FT: Well, well, well, Mr. Burns. I drew the short straw and got assigned to interview you. Again.
TB: Look out!! You’re standing on Curly’s hair!!
FT: Ah, Mr. Burns, ah, Curly was bald.
TB: Oh, yeah. That’s why it didn’t look like him.
FT: So, Mr. Burns, we understand you are seeking help. Dare I ask what kind of help?
TB: Suoitanly!! Did that sound like Curly?
FT: No, it sounded like a . . . oh, forget it. What kind of help do you need?
TB: I suffer from exercise binging.
FT:
TB: Weren’t you supposed to ask me what that is?
FT: ‘Fraid to.
TB: No need to be shy. I suffer from having fits of uncontrollable bouts of exercising. I binge.
FT: Bouts of . . .?
TB: Some days I’ll be fine. Some days, with no warning, I’ll do three or four sit-ups.
FT: What about the bouts?
TB: You from Canada? The bouts are in the harbor. Sail bouts, motor bouts . . .
FT: DON’T YOU START IN AGAIN!!! Every SINGLE cotton PICKING time I interview YOU, you WANDER off on some goofy, nonsensical litany. STOP! Just STOP!!!
TB: Wanna do Larry’s hair? Here’s some red chalk.
FT: Doah . . . .
TB: Calm yourself down, man.
FT: Let me get this straight. You think you “exercise binge”? By doing three or four sit-ups?
TB: I did five jumping jacks and half a push-up just yesterday.
FT: How do you do half a push-up?
TB: I go down, but can’t get myself up. My analyst says it has to do with my mother and the time she caught me in bed pulling on my . . .

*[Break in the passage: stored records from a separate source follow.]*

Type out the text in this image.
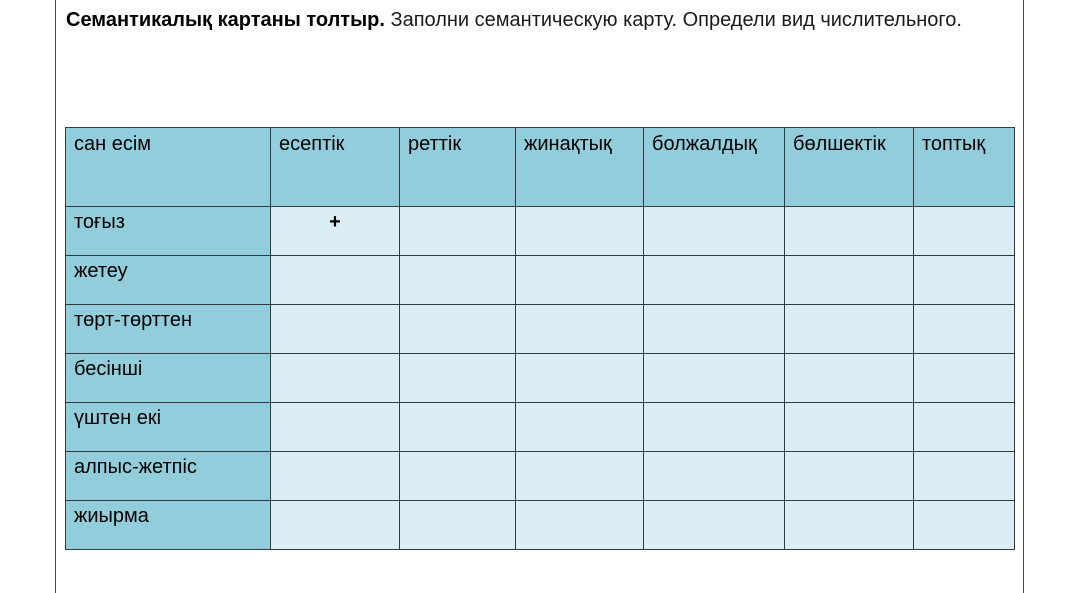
Семантикалық картаны толтыр. Заполни семантическую карту. Определи вид числительного.
сан есім	есептік	реттік	жинақтық	болжалдық	бөлшектік	топтық
тоғыз	+					
жетеу						
төрт-төрттен						
бесінші						
үштен екі						
алпыс-жетпіс						
жиырма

FT: TOO MUCH INFORMATION!! STOP!
TB: Wanna help me with Moe’s moustache?
FT: Moe didn’t have a moustache.
TB: Let’s give him one anyway. Look! Looks like . . .
FT: Hitler.
TB: Oops-a daisy. Got an eraser?
FT: If I did, I would erase you!
TB: Has the HR department at Foolish Times had you in for a thorough examination? Do they offer anger management classes?
FT: The ONLY time I lose my temper is around YOU!!!
TB: So it’s MY fault? My analyst calls that a major projection with a minor in passive-aggressive. They have pills for that, you know. Want some of mine?
FT: I don’t know what to do with you.
TB: I feel the urge. How about three of four knee bends? Oh, get that exasperated look off your face. Ready? On the count of three . . .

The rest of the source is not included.